In light of the changing global environment, where flexibility is key, the government has been urged to push for a review of the SA Customs Union (Sacu).
Agricultural economist Wandile Sihlobo believes some countries may be reluctant to engage deeply with South Africa on trade because of Sacu.
“To potential partners, the customs union often appears opaque and unpredictable. Many are interested in South Africa itself, not the wider region. Pretoria should therefore press for Sacu reform while preserving the development programmes that provide social support to neighbouring states.”
He says countries must be agile in forming new agreements that sustain their economies. “South Africa is on a path of export expansion, and when other countries see their interests aligned with South Africa’s, the government must be able to sign trade agreements.”
But this is not always the reality. South Africa generally has to consult with Botswana, Eswatini, Lesotho and Namibia, which are part of Sacu. And while in the past this practice worked well, it’s because there was no urgency and most trade matters took years to be concluded.
Negotiating as a customs union also ensured that countries interacting with the region could access a slightly larger market.

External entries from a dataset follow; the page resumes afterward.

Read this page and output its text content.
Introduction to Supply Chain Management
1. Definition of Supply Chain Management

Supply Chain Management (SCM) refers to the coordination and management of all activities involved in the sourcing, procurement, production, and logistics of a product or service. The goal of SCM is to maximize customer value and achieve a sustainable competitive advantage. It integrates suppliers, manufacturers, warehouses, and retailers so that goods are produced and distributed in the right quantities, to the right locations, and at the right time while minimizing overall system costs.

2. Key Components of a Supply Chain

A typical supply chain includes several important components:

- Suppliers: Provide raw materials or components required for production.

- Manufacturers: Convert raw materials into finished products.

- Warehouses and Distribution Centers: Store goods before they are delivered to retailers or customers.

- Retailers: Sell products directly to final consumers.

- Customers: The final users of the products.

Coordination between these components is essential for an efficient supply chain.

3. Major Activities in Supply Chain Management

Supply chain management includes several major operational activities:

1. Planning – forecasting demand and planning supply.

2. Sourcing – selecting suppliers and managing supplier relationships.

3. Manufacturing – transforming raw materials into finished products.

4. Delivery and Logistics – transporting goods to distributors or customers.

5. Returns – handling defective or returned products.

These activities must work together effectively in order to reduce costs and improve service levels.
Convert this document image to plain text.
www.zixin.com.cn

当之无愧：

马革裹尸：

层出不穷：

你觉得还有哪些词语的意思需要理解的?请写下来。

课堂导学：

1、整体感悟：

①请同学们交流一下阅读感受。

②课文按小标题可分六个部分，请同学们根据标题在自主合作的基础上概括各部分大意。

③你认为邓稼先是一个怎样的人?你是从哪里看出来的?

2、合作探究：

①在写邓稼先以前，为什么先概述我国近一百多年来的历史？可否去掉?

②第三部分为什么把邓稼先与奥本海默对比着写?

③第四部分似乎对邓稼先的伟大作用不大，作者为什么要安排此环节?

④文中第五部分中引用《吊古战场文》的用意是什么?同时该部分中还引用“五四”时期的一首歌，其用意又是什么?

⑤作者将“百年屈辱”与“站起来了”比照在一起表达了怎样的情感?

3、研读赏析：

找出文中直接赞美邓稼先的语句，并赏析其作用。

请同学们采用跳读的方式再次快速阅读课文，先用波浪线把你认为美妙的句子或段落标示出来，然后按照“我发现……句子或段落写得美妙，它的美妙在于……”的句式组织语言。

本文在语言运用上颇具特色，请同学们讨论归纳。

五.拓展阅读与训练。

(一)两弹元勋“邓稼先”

“But the world has changed, and each country must put its interests first,” says Sihlobo.
“For South Africa, unlike other countries in the region, there are pressures in key markets such as the US and a need to expand export markets as the domestic industry increases output across various sectors of the economy.
“Therefore, the pressure on South Africa’s policymakers and business leaders isn’t the same as in other countries in the region. Thus, South Africa must have the flexibility to move at its own pace in finalising trade matters.”
He believes the modern version of trade arrangements in this region should allow countries to enter into bilateral trade agreements with various partners while maintaining low tariffs within the bloc.